One of the malware phenomena that is rapidly expanding is the Geost Android botnet which is reported to have gained the size of more than 800,000 hosts, most of them in Russia. The end goal of the botnet is to deliver an Android Trojan which can both overtake the devices and recruit them as part of the worldwide operation. The hacking group behind the threat appears to target the country with its infiltration tactics.
800,000 Hosts Are Now Part of The Geost Android Botnet
One of the dangerous incidents that has amassed a large-scale size is the Geost Android botnet which according to the security reports has recruited 800,000 hosts running the mobile operating system. A team of researchers and security experts has reveals details on the matter. It appears that the primary method of distribution is the creation of fake applications. In order for this to work the hackers can follow the typical behavior which we have seen so far:
- The creation of commonly installed applications. The hackers will follow the trending apps which are often downloaded on the Google Play Store and create almost identical copies that will contain the virus installation code in the. They can be spread to the repository using fake criminal identities and the posted descriptions may also include faux user reviews.
- The criminals can also distribute the malicious copies on download portals and other special sites that can pose as legitimate home pages or download landing pages.
- Links to these files can be spread to social networks using hacked or fake user profiles.
According to the security researchers the Geost Android botnet is designed to also feature a financial theft feature — if it detects user activity that is related to online banking with certain financial institutions it will hijack the information and even possibly replace the information in order to steal the funds. At any time other distribution tactics can be engaged.
The Geost Android Botnet Shows Potent Capabilities
When the Geost infection is active on a given device the main infiltration engine will be started. It allows the hackers to gain access to the stored user data. This includes not only the stored images and files, but also SMS messages and private communication.
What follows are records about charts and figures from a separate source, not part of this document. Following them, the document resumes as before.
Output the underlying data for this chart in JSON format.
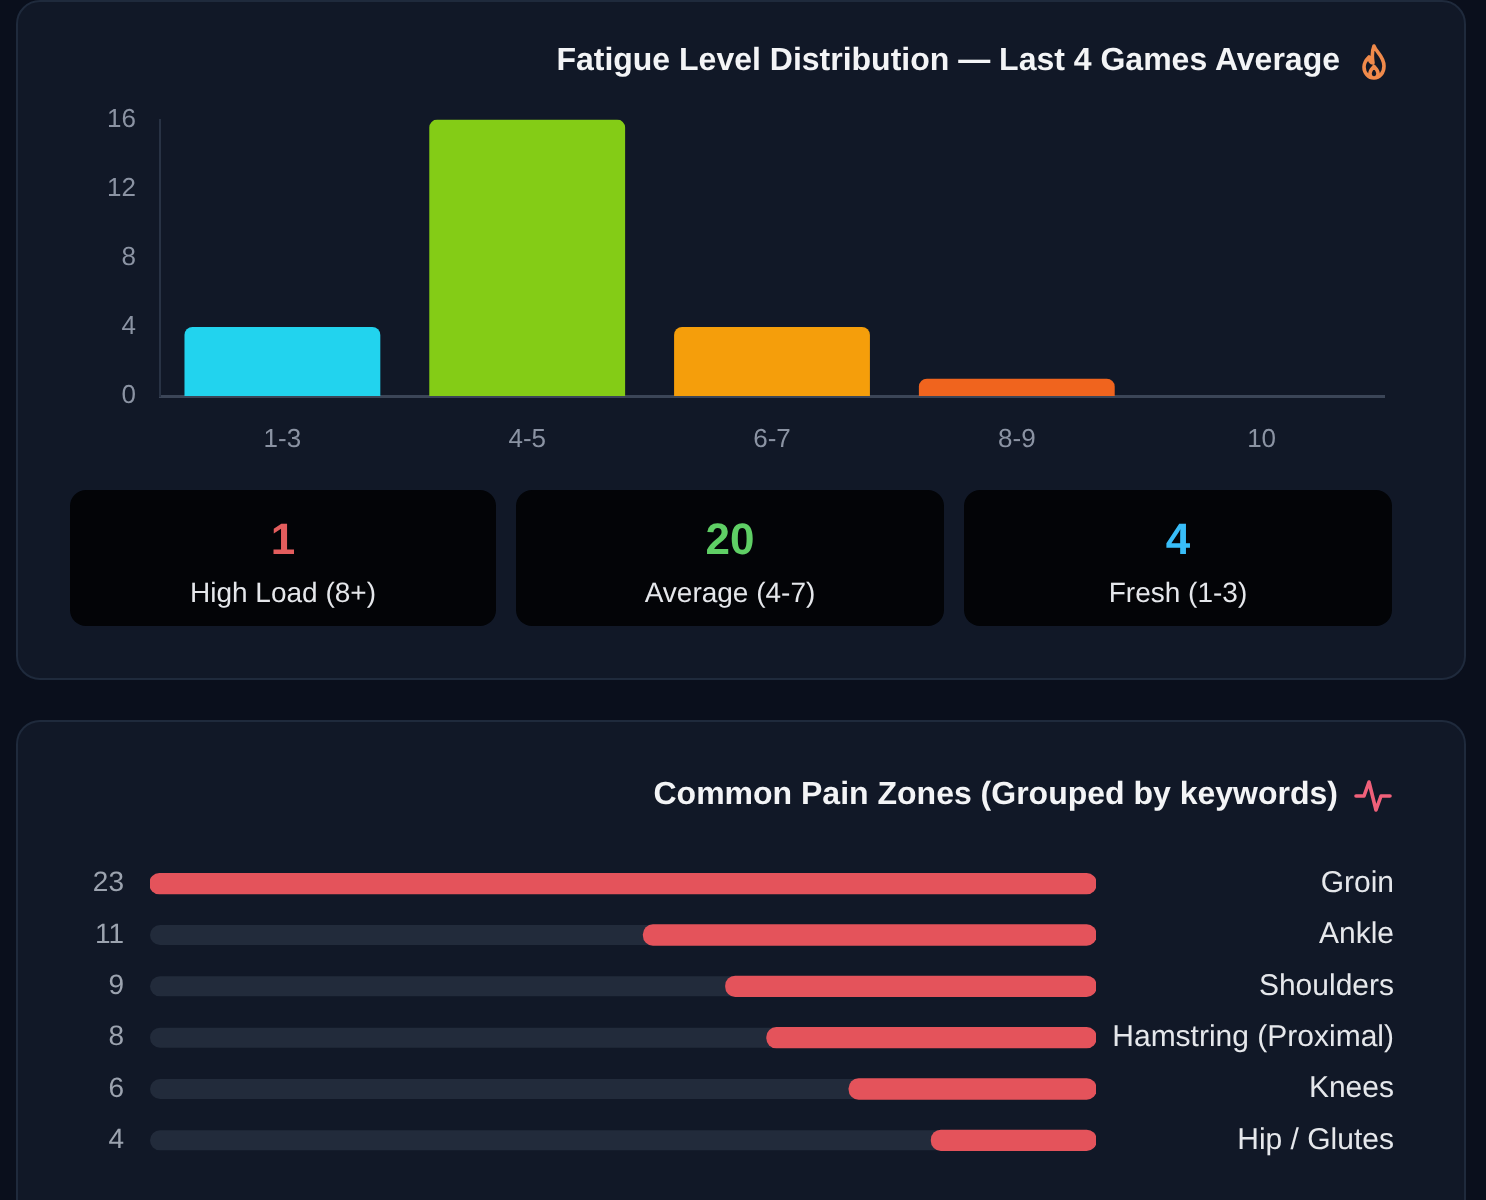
{
  "chart_data": [
    {
      "type": "bar",
      "title": "Fatigue Level Distribution — Last 4 Games Average",
      "categories": [
        "1-3",
        "4-5",
        "6-7",
        "8-9",
        "10"
      ],
      "values": [
        4,
        16,
        4,
        1,
        0
      ],
      "colors": [
        "#22d3ee",
        "#84cc16",
        "#f59e0b",
        "#f0641e",
        "#ef4444"
      ],
      "ylim": [
        0,
        16
      ],
      "yticks": [
        0,
        4,
        8,
        12,
        16
      ],
      "grid": false
    },
    {
      "type": "other",
      "categories": [
        "High Load (8+)",
        "Average (4-7)",
        "Fresh (1-3)"
      ],
      "values": [
        1,
        20,
        4
      ],
      "data_labels": true
    },
    {
      "type": "bar",
      "orientation": "horizontal",
      "title": "Common Pain Zones (Grouped by keywords)",
      "categories": [
        "Groin",
        "Ankle",
        "Shoulders",
        "Hamstring (Proximal)",
        "Knees",
        "Hip / Glutes"
      ],
      "values": [
        23,
        11,
        9,
        8,
        6,
        4
      ],
      "color": "#e4535b",
      "xlim": [
        23,
        0
      ],
      "data_labels": true,
      "tick_labels": "y",
      "grid": false
    }
  ]
}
This can reveal the identity of the victim users and be used for other crimes such as well, including financial abuse and identity theft.
Eventually security researchers were able to gain intelligence about the command and control servers used by the Geost botnet. The discovery shows that the criminal collective contains information about 72,600 individual victims. Just one of the pages shows that the users were holding about 15,000 Euros in their accounts. When the estimated number of affected users is accounted for this signals that the criminal controllers of the botnet may be able to access data about holders of about 240 million Euros. As it appears the Geost Android botnet also installs a Trojan proxy on the affected devices which allows the hackers to potentially take over control of the devices, install other malware and steal files.